In response to the May 2017 solicitation by the Commodity Futures Trading Commission for public input on how to apply existing rules, regulations and practices in a less onerous and costly way – Project "KISS" – many industry participants submitted recommendations by the submission deadline on September 30. KISS stands for “keep it simple stupid.” (Click here for background in the article, "Jay Clayton Sworn In as New SEC Chairperson; CFTC Asks to Be KISSed and Told How to Apply Rules More Efficiently" in the May 7, 2017 edition of Bridging the Week.)

Among the wide scope of submitted proposals, the Futures Industry Association recommended that new rules and policies be adopted through rulemaking and not enforcement and that the CFTC coordinate better with self-regulatory organizations to avoid duplicative enforcement and not charge registrants with failure to supervise solely because an underlying violation may have occurred. FIA also said the CFTC should ensure that clearinghouses’ contribution to their own default waterfalls (i.e., “skin in the game”) adequately incentivizes them and their shareholders to engage in prudent risk management, and that clearing members are never responsible for clearinghouses’ non-default losses.

A number of commentators, such as CME Group and Commodity Markets Council, requested that the Commission withdraw proposed Regulation Automated Trading, or if the CFTC determines to proceed with it, make any proposed rule principles-based. CME Group, along with CMC and BP Energy Company, also recommended substantial changes to the CFTC’s proposed position limits rule, including broadening the definition of bona fide hedging and the list of enumerated hedging categories. FIA and CME Group additionally called for a re-consideration of permitted investments for customer collateral.

ICE suggested that the CFTC be the primary regulator of all derivatives markets. ICE specifically proposed that the Securities and Exchange Commission harmonize all its derivatives rules mandated by the Dodd-Frank Wall Street Reform and Consumer Protection Act with CFTC rules, particularly those related to credit default swaps.

Citadel LLC proposed that the CFTC and the SEC develop consolidated reporting to ease the burden on dually registered fund managers, while PIMCO urged the Commission to consider the meaning of its prohibition against futures commission merchants guaranteeing customers against losses (click here to access CFTC Rule 1.56). According to PIMCO, the Joint Audit Committee – a representative organization of US futures exchanges and regulatory organizations – relies on this rule to insist that futures commission merchants margin together separate accounts with the same beneficial owner even when under the control of separate managers – adversely impacting those beneficial owners “who use multiple asset managers to manage separate pools of assets with distinct investment strategies.” (Click here to access JAC Regulatory Alert 14-03.)

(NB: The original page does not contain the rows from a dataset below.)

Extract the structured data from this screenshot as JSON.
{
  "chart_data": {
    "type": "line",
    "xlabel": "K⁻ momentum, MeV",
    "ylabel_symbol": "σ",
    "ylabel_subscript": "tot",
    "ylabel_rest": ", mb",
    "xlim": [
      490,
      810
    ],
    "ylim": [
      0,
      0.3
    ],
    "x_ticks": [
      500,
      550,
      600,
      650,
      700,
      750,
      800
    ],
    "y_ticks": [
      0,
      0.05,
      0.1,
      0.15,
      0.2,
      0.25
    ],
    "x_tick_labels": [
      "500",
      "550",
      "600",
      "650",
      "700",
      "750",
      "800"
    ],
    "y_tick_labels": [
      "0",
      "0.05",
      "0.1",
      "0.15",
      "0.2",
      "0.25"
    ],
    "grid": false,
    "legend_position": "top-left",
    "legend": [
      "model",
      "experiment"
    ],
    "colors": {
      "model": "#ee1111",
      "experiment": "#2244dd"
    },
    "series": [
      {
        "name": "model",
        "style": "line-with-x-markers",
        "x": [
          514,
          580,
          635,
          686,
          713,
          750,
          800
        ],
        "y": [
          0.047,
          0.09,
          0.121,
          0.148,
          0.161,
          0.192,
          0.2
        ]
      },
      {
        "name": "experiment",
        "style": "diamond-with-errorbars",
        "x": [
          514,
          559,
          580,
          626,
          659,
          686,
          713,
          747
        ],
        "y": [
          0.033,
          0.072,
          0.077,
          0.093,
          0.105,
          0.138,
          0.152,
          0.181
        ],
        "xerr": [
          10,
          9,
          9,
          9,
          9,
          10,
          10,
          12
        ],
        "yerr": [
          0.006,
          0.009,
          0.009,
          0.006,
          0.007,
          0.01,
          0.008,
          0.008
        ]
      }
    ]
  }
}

A subcommittee of the American Bar Association's Business Law Section recommended that the CFTC overhaul its rules related to the liquidation of a futures commission merchant or a derivatives clearing organization in a bankruptcy proceeding to provide a trustee clearer guidance. A number of commentators supported the ABA's recommendations, including FIA and CME Group.

The International Swaps and Derivatives Association asked the CFTC to permanently exempt inter-affiliate swaps from the trade execution requirement and eliminate footnote 88 in the CFTC's cross border guidance to the extent it suggests that a facility would be required to register as a swap execution facility to the extent it meets the definition of a SEF, even though all it executes or trades are swaps not subject to the trade execution mandate (click here to access). According to ISDA, this footnote has prompted non-US trading venues to ban US persons for fear they might be subject to SEF registration requirements. ISDA also asked the CFTC to expand the clearing mandate's end-user exemption to broaden the group of potential beneficiaries, based a risk-based threshold as opposed to an asset-sized based threshold as currently is the case.

Better Markets, however, urged the Commission to be cautious in potentially weakening any existing regulation in response to Project Kiss. According to Better Markets, “Project Kiss raises a serious concern that its inevitable consequence will be to weaken the regulatory structure that the Commission carefully crafted and previously adopted to ensure that our commodities and derivatives markets are as stable, transparent and fair as possible.”

My View: Many of the recommendations of commentators to the CFTC’s Project KISS initiative filed two weeks ago foreshadowed recommendations made last week by the Department of the Treasury in its second report, “A Financial System That Creates Economic Opportunities: Capital Markets.” Treasury issued this report in response to President Donald Trump’s Core Principles for the federal regulation of the US financial system published earlier this year. (Click here for background in the article “Treasury Calls for Better Coordination and Not Merger to Improve SEC and CFTC Efficiencies; Recommends Review of SROs to Minimize Conflicts and Increase Transparency” in the current edition of Bridging the Week.) There are many good ideas among all the proposals, and hopefully some will be more than dreams soon!